Meredith Sauer, vice president of instruction at Lakeshore, said the college began planning for the hygienist program last fall as a way to “be a part of the solution” for the worker shortage.

“We assessed what those costs were and as a college, we were prepared to move forward and begin to seek how we’re going to do that,” she said. “So this was really a great opportunity for us.”

Sauer said the $1.2 million grant from the state will go toward a remodel of the college’s dental clinic, including updating outdated equipment and adding dental chairs to accommodate more students. She said the expansion will allow them to add the new hygienist degree without reducing enrollment in their dental assistant program, which currently uses the clinic.

She said Lakeshore already has current and former students inquiring about the new program.

“Personally, I go to my dentist and the assistants are really grateful that they’ve heard we’re bringing back dental hygiene,” Sauer said. “They’ve been in the field now for a little while after their dental assistant training, and they’re ready to come back and take that next step.”

Funding will kickstart training for new kind of dental provider

Northcentral Technical College in Wausau will receive the largest grant at $2.2 million. The college will create the state’s first dental therapy training program, a new mid-level provider that was approved for licensure by the state Legislature in January. 

Angela Roesler, NTC’s dean of health sciences and community services, said efforts to bring the licensure to the state took around eight years and have been driven by needs in the state’s rural communities.

“Rural areas are lacking in oral health care,” she said. “The dental therapist pathway is really created to provide additional practitioners to our rural communities and meet the needs of those patients to optimize their overall health.”

Roesler said developing the new program, which could begin as early as fall of 2025, would not have been possible without funding from the state. She said the grant will add eight chairs to NTC’s dental clinic, which Roesler said is currently at capacity, and create a dental simulation lab to allow students to practice higher level skills.

She said they plan to hire a dentist to oversee the program, allowing students to provide restorative care as well as preventative services to the more than 1,000 patients the clinic serves annually.

The college will also add an expanded function dental auxiliary, or EFDA, certificate program. The new advanced certificate increases the scope of practice for dental assistants or auxiliaries. 
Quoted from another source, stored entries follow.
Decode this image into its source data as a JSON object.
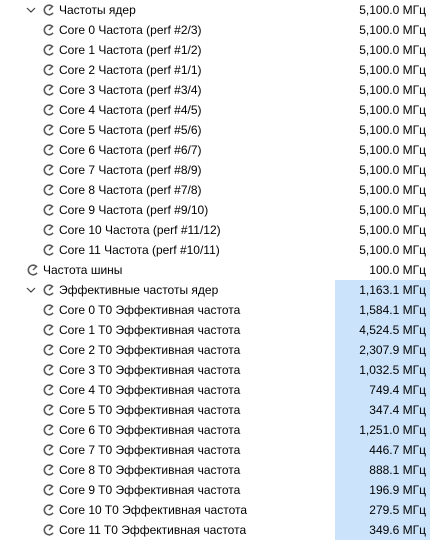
{
  "sections": {
    "core_clocks": {
      "label": "Частоты ядер",
      "value": "5,100.0 МГц",
      "items": [
        {
          "label": "Core 0 Частота (perf #2/3)",
          "value": "5,100.0 МГц"
        },
        {
          "label": "Core 1 Частота (perf #1/2)",
          "value": "5,100.0 МГц"
        },
        {
          "label": "Core 2 Частота (perf #1/1)",
          "value": "5,100.0 МГц"
        },
        {
          "label": "Core 3 Частота (perf #3/4)",
          "value": "5,100.0 МГц"
        },
        {
          "label": "Core 4 Частота (perf #4/5)",
          "value": "5,100.0 МГц"
        },
        {
          "label": "Core 5 Частота (perf #5/6)",
          "value": "5,100.0 МГц"
        },
        {
          "label": "Core 6 Частота (perf #6/7)",
          "value": "5,100.0 МГц"
        },
        {
          "label": "Core 7 Частота (perf #8/9)",
          "value": "5,100.0 МГц"
        },
        {
          "label": "Core 8 Частота (perf #7/8)",
          "value": "5,100.0 МГц"
        },
        {
          "label": "Core 9 Частота (perf #9/10)",
          "value": "5,100.0 МГц"
        },
        {
          "label": "Core 10 Частота (perf #11/12)",
          "value": "5,100.0 МГц"
        },
        {
          "label": "Core 11 Частота (perf #10/11)",
          "value": "5,100.0 МГц"
        }
      ]
    },
    "bus_clock": {
      "label": "Частота шины",
      "value": "100.0 МГц"
    },
    "effective_clocks": {
      "label": "Эффективные частоты ядер",
      "value": "1,163.1 МГц",
      "items": [
        {
          "label": "Core 0 T0 Эффективная частота",
          "value": "1,584.1 МГц"
        },
        {
          "label": "Core 1 T0 Эффективная частота",
          "value": "4,524.5 МГц"
        },
        {
          "label": "Core 2 T0 Эффективная частота",
          "value": "2,307.9 МГц"
        },
        {
          "label": "Core 3 T0 Эффективная частота",
          "value": "1,032.5 МГц"
        },
        {
          "label": "Core 4 T0 Эффективная частота",
          "value": "749.4 МГц"
        },
        {
          "label": "Core 5 T0 Эффективная частота",
          "value": "347.4 МГц"
        },
        {
          "label": "Core 6 T0 Эффективная частота",
          "value": "1,251.0 МГц"
        },
        {
          "label": "Core 7 T0 Эффективная частота",
          "value": "446.7 МГц"
        },
        {
          "label": "Core 8 T0 Эффективная частота",
          "value": "888.1 МГц"
        },
        {
          "label": "Core 9 T0 Эффективная частота",
          "value": "196.9 МГц"
        },
        {
          "label": "Core 10 T0 Эффективная частота",
          "value": "279.5 МГц"
        },
        {
          "label": "Core 11 T0 Эффективная частота",
          "value": "349.6 МГц"
        }
      ]
    }
  },
  "icons": {
    "expanded": "chevron-down-icon",
    "sensor": "clock-gauge-icon"
  },
  "colors": {
    "highlight": "#cce4fb",
    "icon": "#5a5a5a"
  }
}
NTC is one of five technical colleges using the state grants to add an EFDA certificate program. Fox Valley Technical College plans to launch their program in fall of 2025. Ben McKenzie, dean of Fox Valley’s health division, said they have seen a high level of interest in the program from local dental clinics hoping to hire assistants with the advanced certificate.
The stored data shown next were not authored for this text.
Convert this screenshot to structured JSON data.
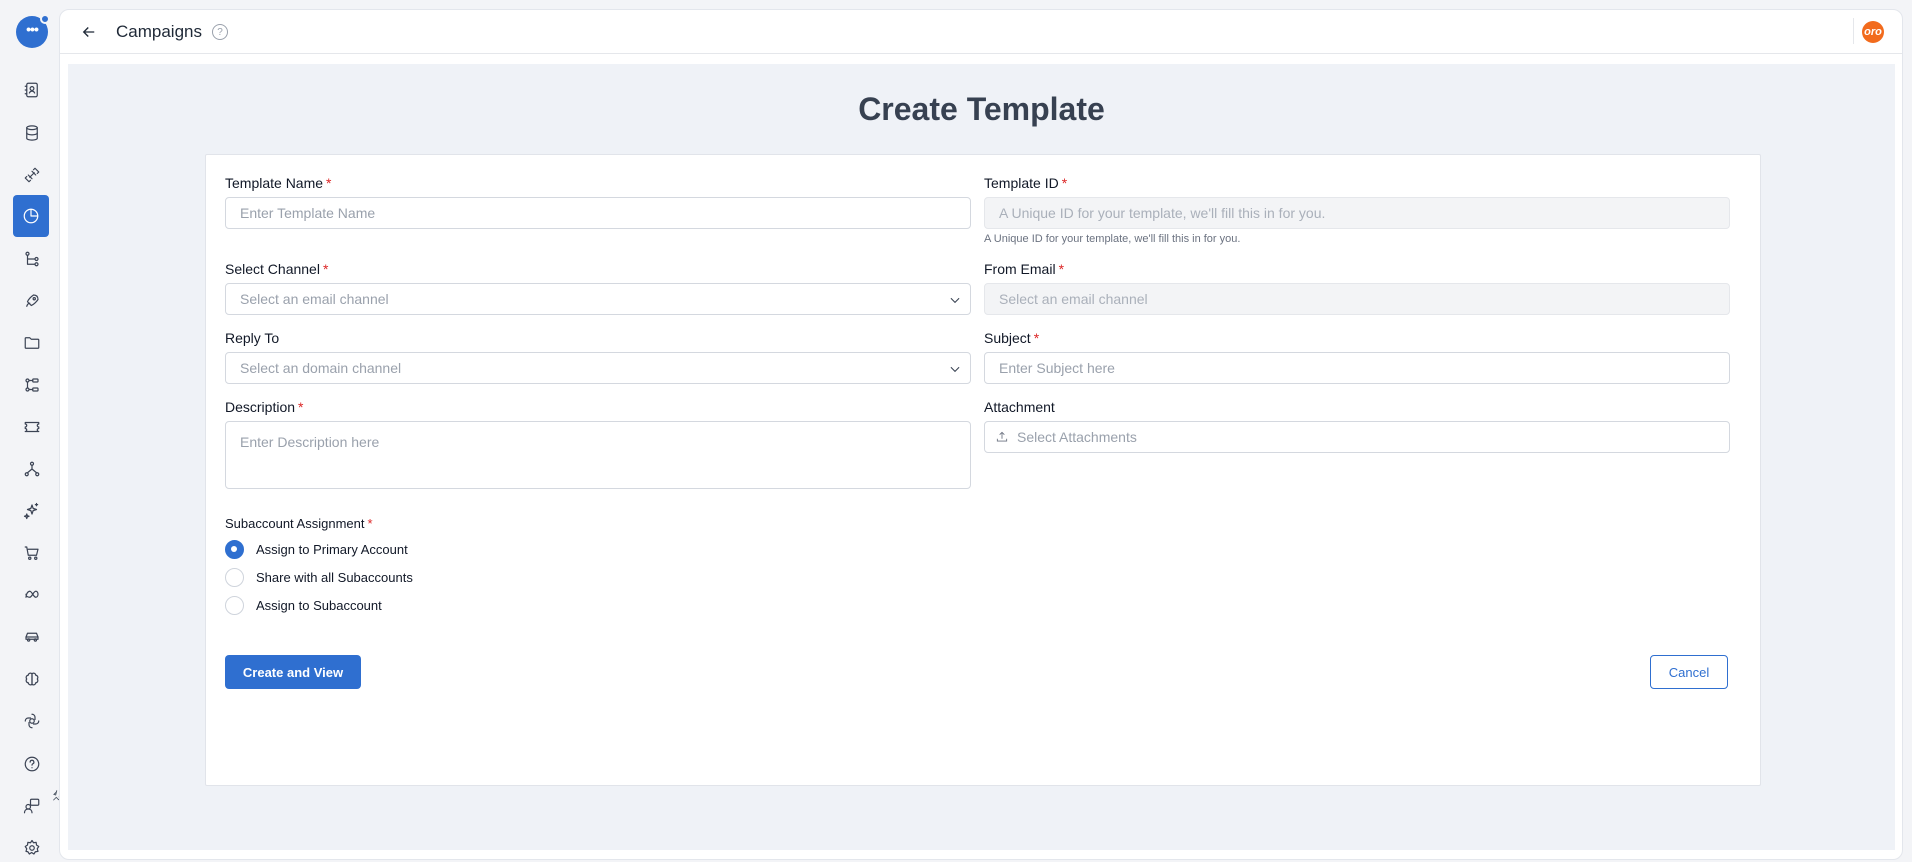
{
  "header": {
    "title": "Campaigns",
    "help_glyph": "?",
    "avatar_text": "oro"
  },
  "page": {
    "heading": "Create Template"
  },
  "form": {
    "template_name": {
      "label": "Template Name",
      "required": "*",
      "placeholder": "Enter Template Name"
    },
    "template_id": {
      "label": "Template ID",
      "required": "*",
      "placeholder": "A Unique ID for your template, we'll fill this in for you.",
      "hint": "A Unique ID for your template, we'll fill this in for you."
    },
    "select_channel": {
      "label": "Select Channel",
      "required": "*",
      "placeholder": "Select an email channel"
    },
    "from_email": {
      "label": "From Email",
      "required": "*",
      "placeholder": "Select an email channel"
    },
    "reply_to": {
      "label": "Reply To",
      "placeholder": "Select an domain channel"
    },
    "subject": {
      "label": "Subject",
      "required": "*",
      "placeholder": "Enter Subject here"
    },
    "description": {
      "label": "Description",
      "required": "*",
      "placeholder": "Enter Description here"
    },
    "attachment": {
      "label": "Attachment",
      "placeholder": "Select Attachments"
    },
    "subaccount": {
      "label": "Subaccount Assignment",
      "required": "*",
      "options": [
        {
          "label": "Assign to Primary Account",
          "checked": true
        },
        {
          "label": "Share with all Subaccounts",
          "checked": false
        },
        {
          "label": "Assign to Subaccount",
          "checked": false
        }
      ]
    }
  },
  "actions": {
    "create_label": "Create and View",
    "cancel_label": "Cancel"
  },
  "sidebar": {
    "items": [
      {
        "icon": "contacts-icon"
      },
      {
        "icon": "database-icon"
      },
      {
        "icon": "integrations-icon"
      },
      {
        "icon": "campaigns-icon",
        "active": true
      },
      {
        "icon": "workflow-icon"
      },
      {
        "icon": "rocket-icon"
      },
      {
        "icon": "folder-icon"
      },
      {
        "icon": "automation-icon"
      },
      {
        "icon": "ticket-icon"
      },
      {
        "icon": "network-icon"
      },
      {
        "icon": "sparkles-icon"
      },
      {
        "icon": "cart-icon"
      },
      {
        "icon": "meta-icon"
      },
      {
        "icon": "car-icon"
      },
      {
        "icon": "brain-icon"
      },
      {
        "icon": "openai-icon"
      },
      {
        "icon": "help-icon"
      },
      {
        "icon": "support-icon"
      },
      {
        "icon": "settings-icon"
      }
    ]
  },
  "colors": {
    "accent": "#2f6fd0",
    "required": "#dc2626",
    "avatar": "#f26b1d"
  }
}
“Because of the (state) grant funds, we were able to figure out how we’ll be able to work in that program,” he said. “We’re going to implement 12 dental simulators, which will be highly used in the EFDA program. Once they’re installed, we’ll be able to really do the core scheduling and get the training needs for the students.”
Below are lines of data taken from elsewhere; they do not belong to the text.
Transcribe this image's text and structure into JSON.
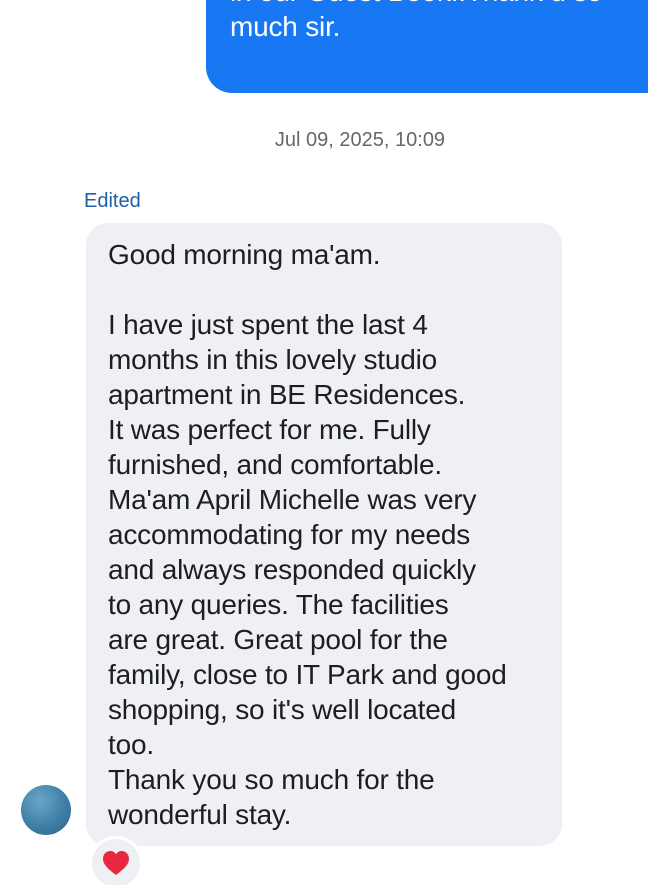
{
  "sent_message": {
    "text": "in our Guest Book..Thank u so\nmuch sir."
  },
  "timestamp": "Jul 09, 2025, 10:09",
  "received_message": {
    "edited_label": "Edited",
    "greeting": "Good morning ma'am.",
    "body": "I have just spent the last 4\nmonths in this lovely studio\napartment in BE Residences.\nIt was perfect for me. Fully\nfurnished, and comfortable.\nMa'am April Michelle was very\naccommodating for my needs\nand always responded quickly\nto any queries. The facilities\nare great. Great pool for the\nfamily, close to IT Park and good\nshopping, so it's well located\ntoo.\nThank you so much for the\nwonderful stay."
  },
  "reaction": {
    "icon": "heart-icon",
    "color": "#e8283f"
  },
  "colors": {
    "sent_bubble": "#1877f2",
    "received_bubble": "#eef0f4",
    "edited_label": "#1f5fa8",
    "timestamp": "#65676b"
  }
}
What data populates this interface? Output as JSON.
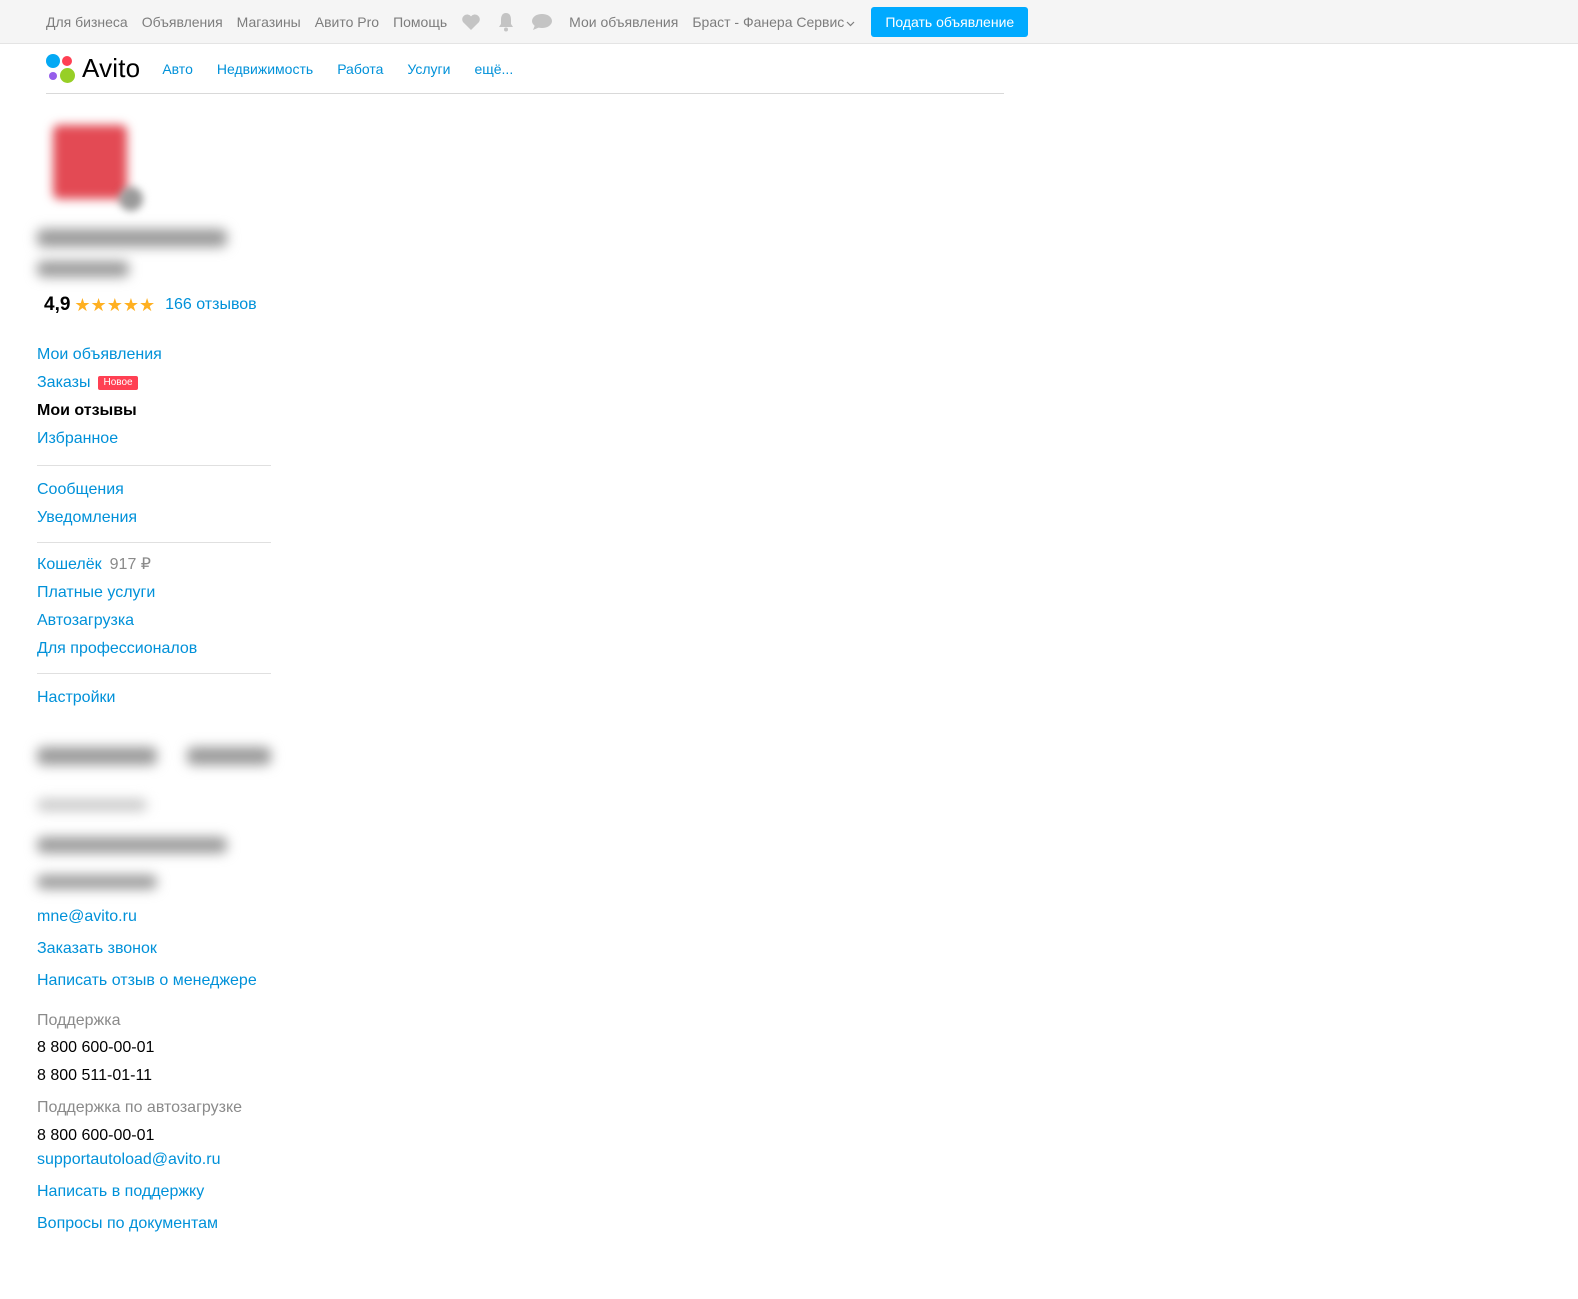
{
  "topbar": {
    "links": [
      "Для бизнеса",
      "Объявления",
      "Магазины",
      "Авито Pro",
      "Помощь"
    ],
    "icons": [
      "heart-icon",
      "bell-icon",
      "chat-icon"
    ],
    "my_ads": "Мои объявления",
    "user_name": "Браст - Фанера Сервис",
    "post_button": "Подать объявление"
  },
  "header": {
    "logo_text": "Avito",
    "categories": [
      "Авто",
      "Недвижимость",
      "Работа",
      "Услуги",
      "ещё..."
    ]
  },
  "profile": {
    "rating": "4,9",
    "stars": "★★★★★",
    "reviews_link": "166 отзывов"
  },
  "sidebar": {
    "group1": [
      "Мои объявления",
      "Заказы",
      "Мои отзывы",
      "Избранное"
    ],
    "orders_badge": "Новое",
    "group2": [
      "Сообщения",
      "Уведомления"
    ],
    "wallet_label": "Кошелёк",
    "wallet_amount": "917 ₽",
    "group3": [
      "Платные услуги",
      "Автозагрузка",
      "Для профессионалов"
    ],
    "settings": "Настройки"
  },
  "contacts": {
    "manager_email": "mne@avito.ru",
    "order_call": "Заказать звонок",
    "manager_review": "Написать отзыв о менеджере",
    "support_label": "Поддержка",
    "support_phone_1": "8 800 600-00-01",
    "support_phone_2": "8 800 511-01-11",
    "autoload_label": "Поддержка по автозагрузке",
    "autoload_phone": "8 800 600-00-01",
    "autoload_email": "supportautoload@avito.ru",
    "write_support": "Написать в поддержку",
    "documents": "Вопросы по документам"
  },
  "colors": {
    "link": "#0091d9",
    "button": "#00aaff",
    "badge": "#ff4053",
    "star": "#ffb021",
    "topbar_bg": "#f5f5f5"
  }
}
McKenzie said Fox Valley has already expanded the number of dental hygiene students they accept, going from 15 students to 24 in the current school year. He said the nearly $1.7 million from the state will also go toward infrastructure upgrades in the dental clinic.

Fox Valley also hopes to soon be able to accept patients with BadgerCare, the state’s public insurance program, McKenzie said. He said the expansion will allow the clinic to better serve people in the community who need dental care.